Sadly, this is the most fantastic, wish fulfilling aspect of the series. Bosses don’t regularly send their employees around the globe to nourish their souls and ignite their inspiration. For most people jobs don’t tap into deep set passions or skills and instead are simply a necessary evil to afford food and shelter. But that’s why we need shows like The Bear. To remind us of the best parts of life and the best reasons to make connections with others. Recognizing and loving others for their best attributes and trying to help them work around or hone their worst tendencies is a purely human act. Some may call this overwhelming sense of warmth for others unbelievable, and I won’t argue with that opinion. But what’s wrong with setting our sights a little higher and shooting for the best versions of not only ourselves but everyone we know and care about?

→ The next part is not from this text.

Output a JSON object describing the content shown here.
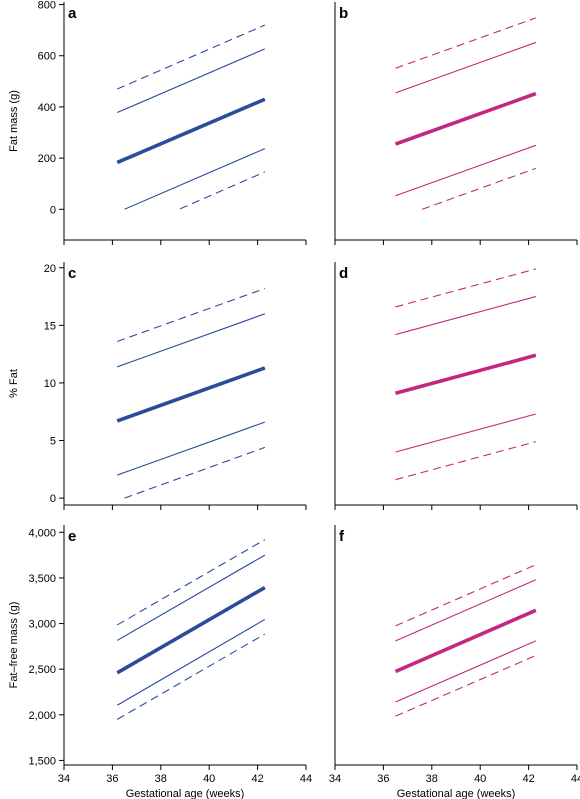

Of course, this is all a fantasy.
Bosses don’t usually send their employees to Scandinavia to nourish their souls and ignite their inspiration. A fantasy where our jobs make us better and recognize our brilliance and diligence is even more appealing as we’re living in a reality suffering from burnout and the threat of AI replacement. The restaurant world — as The Bear is keen to show us — is a different universe. And even then, The Bear is more of an exceptional exception and not the norm.
There’s no guarantee that these characters will make good on their talent or that their talent will somehow lead to the success of Carmy’s restaurant. That’s ultimately up to the fickleness of a cruel industry. But I can’t help but hope that it does.